There were plenty of troubles. In Elizabeth’s first years on the throne, Princess Margaret provoked a national controversy through her romance with a divorced man.

In what the queen called the “annus horribilis” of 1992, Princess Anne was divorced, Prince Charles and Princess Diana separated, and so did Prince Andrew and his wife, Sarah. That was also the year Windsor Castle was seriously damaged by fire.

The public split of Charles and Diana was followed by the shock of her death in a Paris car crash in 1997. For once, the queen appeared out of step amid unprecedented public mourning, failing to make a public show of grief that was seen by many as unfeeling. After several days, she made a televised address to the nation.

The dent in her popularity was brief. She was by now a sort of national grandmother, with a stern gaze and a kind smile.

She was arguably the most famous person in the world. But her inner life and opinions remained mostly an enigma. The public saw only glimpses of her personality — her joy watching horse races at Royal Ascot, or her pleasure in the companionship of her beloved Welsh corgi dogs.

In 2015, she overtook her great-great-grandmother Queen Victoria’s reign of 63 years, seven months and two days to become the longest serving monarch in British history, and she kept working into her 10th decade. The loss of Philip at age 99 in 2021 was a heavy blow.

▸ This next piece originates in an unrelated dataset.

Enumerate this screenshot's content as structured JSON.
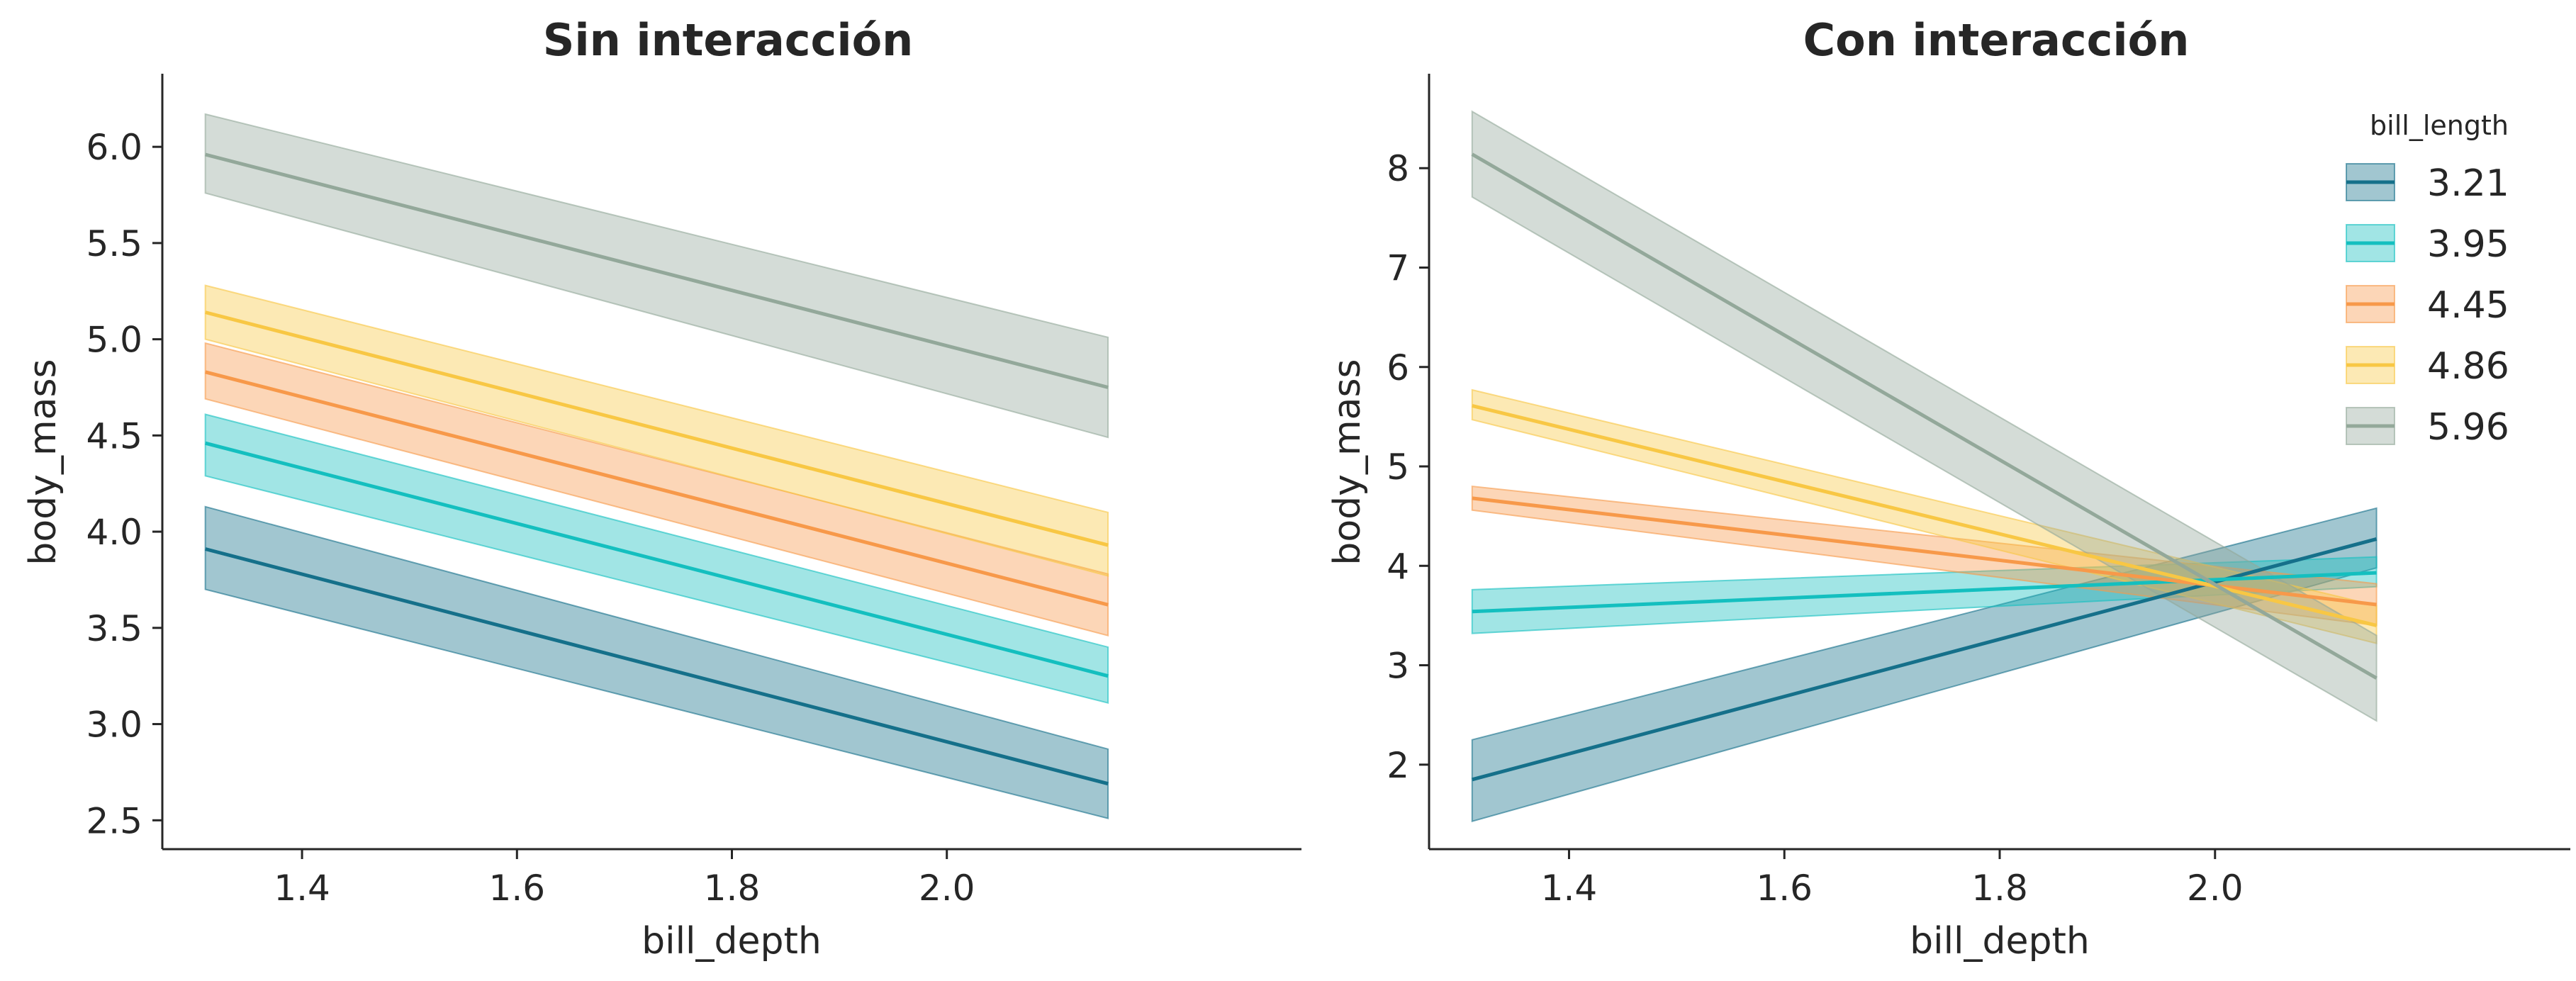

And the family troubles kept coming. Her son, Prince Andrew, was entangled in the sordid tale of sex offender Jeffrey Epstein, an American businessman who had been a friend. The queen’s grandson Prince Harry walked away from Britain and royal duties after marrying American actress Meghan Markle in 2018.

As the queen entered her mid-90s, she had what the palace called “mobility issues” and she appeared infrequently in public this year as she marked her Platinum Jubilee. In May, she asked Charles to stand in for her at the State Opening of Parliament, one of the monarch’s key constitutional duties.

But she remained firmly in control of the monarchy. On Sept. 6, she presided at a ceremony at Balmoral Castle to accept the resignation of Boris Johnson as prime minister and appoint Truss as his successor.

She remained at the center of public life to the end. As Britons endured loss, isolation and uncertainty during the coronavirus pandemic, she made a rare video address in 2020 that urged people to stick together.

She summoned the spirit of World War II, that vital time in her life, and the nation’s, and echoed Vera Lynn’s wartime anthem, “We’ll Meet Again.”

“We should take comfort that while we may have more still to endure, better days will return. We will be with our friends again. We will be with our families again. We will meet again,” she said.

Associated Press writers Gregory Katz and Robert Barr contributed material before their deaths.